Wir verbinden mit »guter Arbeit« auch umfassenden Arbeitsschutz, eine faire Bezahlung und aktive Partizipation am Arbeitsleben mit demokratischen Strukturen und Mitbestimmung.« Dieses Statement stammt nicht aus Gewerkschaftskreisen, sondern aus dem Bundesministerium für Arbeit und Soziales – und konkret aus dem Munde des Parlamentarischen Staatssekretärs Gerd Andres (SPD).

Das sollte auch für den Jugendarbeitsschutz gelten, an dessen Novellierung eine Bund-Länder-Arbeitsgruppe seit September 2006 arbeitet. Denn in Deutschland betrifft nahezu jeder fünfte Arbeitsunfall (19,6 Prozent) die 15- bis 24-Jährigen. Im Jahr 2004 wurden mehr als 165.000 meldepflichtige Unfälle in dieser Altersgruppe registriert.

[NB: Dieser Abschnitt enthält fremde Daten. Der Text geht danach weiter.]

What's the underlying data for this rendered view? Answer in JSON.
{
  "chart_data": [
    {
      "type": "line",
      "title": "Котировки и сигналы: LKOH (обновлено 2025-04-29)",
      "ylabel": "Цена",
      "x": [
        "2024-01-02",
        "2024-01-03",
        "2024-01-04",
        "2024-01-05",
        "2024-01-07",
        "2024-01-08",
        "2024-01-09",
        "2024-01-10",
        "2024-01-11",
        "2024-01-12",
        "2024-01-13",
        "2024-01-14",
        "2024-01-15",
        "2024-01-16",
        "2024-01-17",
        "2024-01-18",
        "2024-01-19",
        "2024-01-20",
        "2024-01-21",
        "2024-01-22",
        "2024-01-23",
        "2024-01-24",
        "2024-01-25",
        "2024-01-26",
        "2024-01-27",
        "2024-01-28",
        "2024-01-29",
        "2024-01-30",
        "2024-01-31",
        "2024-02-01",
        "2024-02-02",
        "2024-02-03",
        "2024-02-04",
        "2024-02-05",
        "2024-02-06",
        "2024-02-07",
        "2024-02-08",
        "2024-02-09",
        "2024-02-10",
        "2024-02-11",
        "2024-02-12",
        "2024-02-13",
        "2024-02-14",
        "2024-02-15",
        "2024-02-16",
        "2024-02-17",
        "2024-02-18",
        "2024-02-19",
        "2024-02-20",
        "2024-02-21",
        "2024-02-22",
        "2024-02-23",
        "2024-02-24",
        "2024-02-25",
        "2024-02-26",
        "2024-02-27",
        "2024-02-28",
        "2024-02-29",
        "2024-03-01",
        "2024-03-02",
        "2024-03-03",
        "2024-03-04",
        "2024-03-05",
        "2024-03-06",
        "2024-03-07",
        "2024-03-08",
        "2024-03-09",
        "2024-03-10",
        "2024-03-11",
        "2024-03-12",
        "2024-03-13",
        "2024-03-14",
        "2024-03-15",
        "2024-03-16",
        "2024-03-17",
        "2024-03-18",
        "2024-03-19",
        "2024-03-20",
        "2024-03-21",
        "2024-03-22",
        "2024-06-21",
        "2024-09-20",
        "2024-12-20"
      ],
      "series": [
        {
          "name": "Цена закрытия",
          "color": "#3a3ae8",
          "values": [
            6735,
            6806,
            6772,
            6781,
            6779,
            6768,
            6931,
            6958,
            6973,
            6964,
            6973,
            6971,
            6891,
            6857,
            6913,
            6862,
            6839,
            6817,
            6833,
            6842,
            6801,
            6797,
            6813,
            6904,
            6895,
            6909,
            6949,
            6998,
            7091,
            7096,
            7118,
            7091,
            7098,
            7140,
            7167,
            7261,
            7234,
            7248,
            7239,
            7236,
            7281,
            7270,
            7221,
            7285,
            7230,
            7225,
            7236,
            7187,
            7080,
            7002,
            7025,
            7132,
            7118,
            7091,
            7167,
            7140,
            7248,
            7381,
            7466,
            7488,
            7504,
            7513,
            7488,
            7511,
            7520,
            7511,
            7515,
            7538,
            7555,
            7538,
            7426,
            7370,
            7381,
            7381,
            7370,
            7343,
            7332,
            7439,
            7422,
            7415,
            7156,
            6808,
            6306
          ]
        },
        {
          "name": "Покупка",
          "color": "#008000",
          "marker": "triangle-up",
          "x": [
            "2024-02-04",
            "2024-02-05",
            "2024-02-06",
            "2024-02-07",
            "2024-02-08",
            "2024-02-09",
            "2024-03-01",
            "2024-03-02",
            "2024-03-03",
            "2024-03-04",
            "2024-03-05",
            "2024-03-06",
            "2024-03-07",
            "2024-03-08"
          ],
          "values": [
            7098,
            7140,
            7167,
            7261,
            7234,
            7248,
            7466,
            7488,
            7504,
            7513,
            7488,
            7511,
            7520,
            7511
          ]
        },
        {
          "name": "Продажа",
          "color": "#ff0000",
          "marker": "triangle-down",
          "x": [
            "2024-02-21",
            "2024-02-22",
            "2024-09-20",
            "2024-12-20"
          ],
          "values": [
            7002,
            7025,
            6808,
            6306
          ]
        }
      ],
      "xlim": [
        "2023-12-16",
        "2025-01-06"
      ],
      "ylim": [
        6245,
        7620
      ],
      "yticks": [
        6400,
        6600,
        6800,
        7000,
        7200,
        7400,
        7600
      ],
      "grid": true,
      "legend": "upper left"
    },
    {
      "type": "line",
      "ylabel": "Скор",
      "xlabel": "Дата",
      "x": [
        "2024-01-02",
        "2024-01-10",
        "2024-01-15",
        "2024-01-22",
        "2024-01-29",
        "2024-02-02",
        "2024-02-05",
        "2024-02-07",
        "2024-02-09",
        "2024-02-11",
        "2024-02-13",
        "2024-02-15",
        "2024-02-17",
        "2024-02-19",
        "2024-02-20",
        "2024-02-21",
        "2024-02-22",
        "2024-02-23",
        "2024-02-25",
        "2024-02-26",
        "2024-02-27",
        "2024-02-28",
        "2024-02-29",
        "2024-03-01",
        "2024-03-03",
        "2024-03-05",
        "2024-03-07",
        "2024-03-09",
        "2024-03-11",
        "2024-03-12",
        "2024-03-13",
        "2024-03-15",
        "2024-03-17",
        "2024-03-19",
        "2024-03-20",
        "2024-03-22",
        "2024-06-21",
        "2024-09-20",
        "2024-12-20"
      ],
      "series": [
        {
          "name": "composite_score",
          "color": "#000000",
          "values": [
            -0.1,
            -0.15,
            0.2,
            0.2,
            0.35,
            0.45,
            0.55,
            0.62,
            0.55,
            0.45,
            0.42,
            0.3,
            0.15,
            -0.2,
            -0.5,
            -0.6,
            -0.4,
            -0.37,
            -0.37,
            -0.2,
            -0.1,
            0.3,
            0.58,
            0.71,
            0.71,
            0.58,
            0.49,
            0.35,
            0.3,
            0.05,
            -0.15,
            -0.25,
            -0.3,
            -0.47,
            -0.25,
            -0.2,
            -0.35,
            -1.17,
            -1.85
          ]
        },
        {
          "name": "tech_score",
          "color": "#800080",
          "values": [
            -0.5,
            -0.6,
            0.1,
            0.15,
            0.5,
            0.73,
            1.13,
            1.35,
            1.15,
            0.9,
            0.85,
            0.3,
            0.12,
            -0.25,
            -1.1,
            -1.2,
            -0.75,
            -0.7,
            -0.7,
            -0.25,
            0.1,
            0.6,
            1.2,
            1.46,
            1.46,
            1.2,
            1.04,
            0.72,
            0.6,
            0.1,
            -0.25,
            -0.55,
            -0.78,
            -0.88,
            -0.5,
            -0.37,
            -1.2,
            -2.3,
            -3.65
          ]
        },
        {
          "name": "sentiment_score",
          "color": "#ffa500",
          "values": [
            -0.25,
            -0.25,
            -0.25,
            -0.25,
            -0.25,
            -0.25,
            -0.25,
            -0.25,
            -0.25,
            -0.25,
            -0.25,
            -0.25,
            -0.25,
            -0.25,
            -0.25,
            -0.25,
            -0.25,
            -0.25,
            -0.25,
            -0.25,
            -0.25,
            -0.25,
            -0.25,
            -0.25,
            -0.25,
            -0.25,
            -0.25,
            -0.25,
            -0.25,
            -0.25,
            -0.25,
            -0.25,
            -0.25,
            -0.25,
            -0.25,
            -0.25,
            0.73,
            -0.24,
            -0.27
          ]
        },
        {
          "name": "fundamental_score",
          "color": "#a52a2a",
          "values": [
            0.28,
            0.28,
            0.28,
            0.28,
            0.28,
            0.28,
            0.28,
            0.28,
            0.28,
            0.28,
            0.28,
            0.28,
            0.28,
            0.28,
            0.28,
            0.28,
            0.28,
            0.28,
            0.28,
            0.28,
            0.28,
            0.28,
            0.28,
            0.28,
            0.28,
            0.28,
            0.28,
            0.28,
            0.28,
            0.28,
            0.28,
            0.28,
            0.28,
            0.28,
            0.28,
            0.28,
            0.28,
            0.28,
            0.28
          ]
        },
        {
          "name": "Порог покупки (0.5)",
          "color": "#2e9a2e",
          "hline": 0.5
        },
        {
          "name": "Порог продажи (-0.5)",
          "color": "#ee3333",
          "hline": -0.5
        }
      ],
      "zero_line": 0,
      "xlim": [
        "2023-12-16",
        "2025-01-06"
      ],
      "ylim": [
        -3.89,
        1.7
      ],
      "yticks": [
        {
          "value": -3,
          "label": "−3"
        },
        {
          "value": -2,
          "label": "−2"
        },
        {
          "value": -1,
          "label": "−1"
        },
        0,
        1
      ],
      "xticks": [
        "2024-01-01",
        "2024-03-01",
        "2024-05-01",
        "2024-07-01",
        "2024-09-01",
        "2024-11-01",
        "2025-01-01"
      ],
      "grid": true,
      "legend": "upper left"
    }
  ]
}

Das Jugendarbeitsschutzgesetz (JArbSchG) geht auf die besonderen Belange von Jugendlichen ein und regelt auch Pausen- und Arbeitszeiten sowie ausreichende Nachtruhezeiten.

Unabhängig von allen gegenteiligen Beteuerungen zeigt aber die Diskussion schon jetzt, dass entscheidende Verschlechterungen zu befürchten sind. So sollen Jugendliche bis in den späten Abend arbeiten dürfen (bis 22 statt bisher 20 Uhr) und Jugendliche in Bäckereien künftig bereits um vier statt um fünf Uhr mit der Arbeit beginnen. Das diene der »Annäherung an das veränderte Freizeitverhalten von Jugendlichen und der Anpassung an betriebliche Erfordernisse«, lautet die Argumentation.

Auch die Öffnung für Wochenendarbeit steht zur Debatte. Dabei spielt die Frage nach zusätzlichen Ausbildungsplätzen vor dem Hintergrund der katastrophalen Situation auf dem Lehrstellenmarkt eine zentrale Rolle. Die Arbeitgeber behaupten, der gesetzliche Schutz sei ein Ausbildungshemmnis. Frei nach dem Motto: »Lockert das JArbSchG, dann helfen wir euch bei der Ausbildungsplatzmisere« treiben die Verbände hier Lobbypolitik auf dem Rücken der Jugendlichen.

Die Entscheidung, mehr auszubilden, darf jedoch nicht auf Kosten von Gesundheit und Sicherheit der Auszubildenden gehen. Dies gilt besonders vor dem Hintergrund, dass es heute schon Branchen gibt, die über Bedarf ausbilden, weil sie davon ausgehen müssen, dass die schlechten Arbeitsbedingungen bis zu 40 Prozent der Azubis zwingen, abzubrechen.

Zudem: Die erhebliche Lockerung des Jugendarbeitsschutzes in den vergangenen Jahren hat gerade nicht dazu geführt, dass die Wirtschaft mehr Ausbildungsplätze geschaffen hat: Das Angebot schrumpfte seit 1996 von 609.274 auf nur noch 562.816 Lehrstellen.

Die JarbSchG-Kampagne der DGB-Jugend: www.haendeweg.net.ms

(aus der Soli extra "G8/'Gute Arbeit'", Frühjahr 2007, Autor: Marco Frank, politischer Referent bei der DGB-Jugend)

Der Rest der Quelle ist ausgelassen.